I like her method of using creatively-illustrated pages from her London Review of Books as stationery. Books are an affinity E and I share. A keen paper versus digital observation recently from E:
"With the popularity of the eReader I've been wondering about what it means to own a book. I'm such a book lover... the feel and smell and look.... oh ... just to possess the book. But an E book... what do you own.. my conclusion is that all you own is an idea. The idea of the book. The book just exists out there in the netherverse. Intangible. "E introduced to me the word "netherverse" - which came to her out of the ether, heavens, thin air... stratosphere, collective creative consciousness.
I have enjoyed decorating her letters with stickers found in Bullett magazine's Spring 2012 issue and some Assume Vivid Astro Focus stickers from the coloring book Between the Lines.

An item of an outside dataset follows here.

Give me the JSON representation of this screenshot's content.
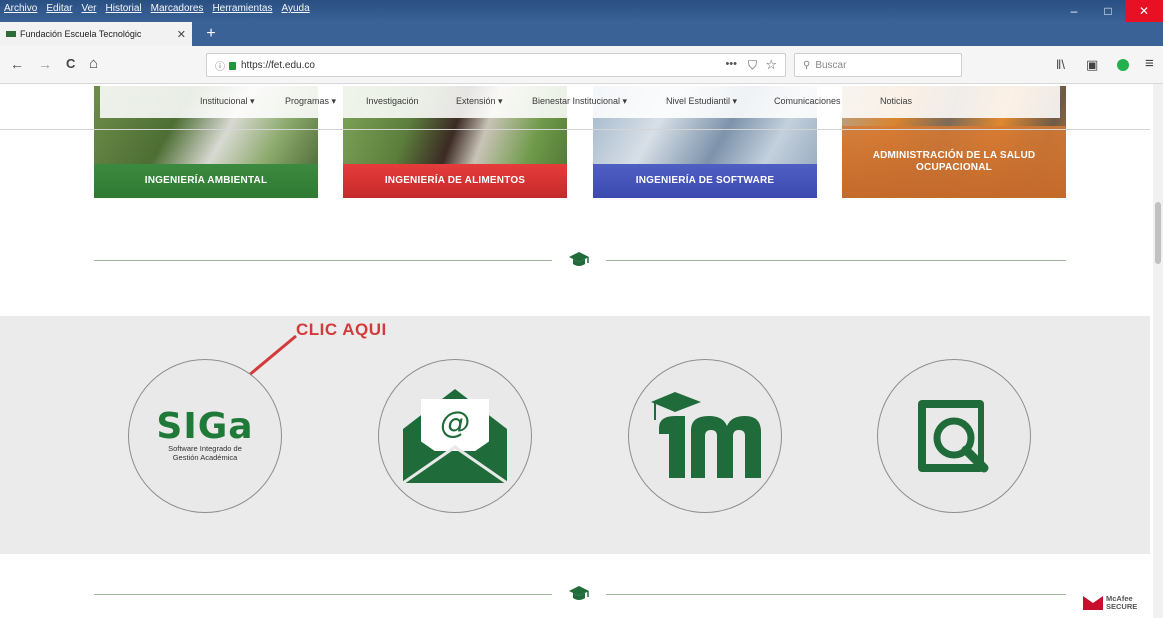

The important and historic look of wax seals is something I appreciate, but the cost of the metal stamps can be quite high - so it was nice to discover my own do-it-yourself version of a wax seal stamp. A crayon melted for just a minute or so over the flame of a small scented candle provides the seal wax. The do-it-yourself seal stamp is a metal button with a high-relief design. I slid a toothpick into the shank of the small button, then gently pressed it into the wax after the wax became slightly warm and opaque. It is a good idea to practice making a nice, round, penny or dime-size dollop of wax before applying it to a stamped envelope and to practice just gently pressing the stamp against the warm wax. (The postman explained wax seals require a bit of extra postage.)
For E's next letter, I'm thinking about making a 5-senses snail mail: one to appeal to the visual, auditory, gustatory, olfactory, and tactile faculties. In the last photo above, you'll notice an exploration of this idea with the Constant Comment tea envelope - which contains not tea inside, but a letter... which ideally absorbed the pleasant spiced orange scent.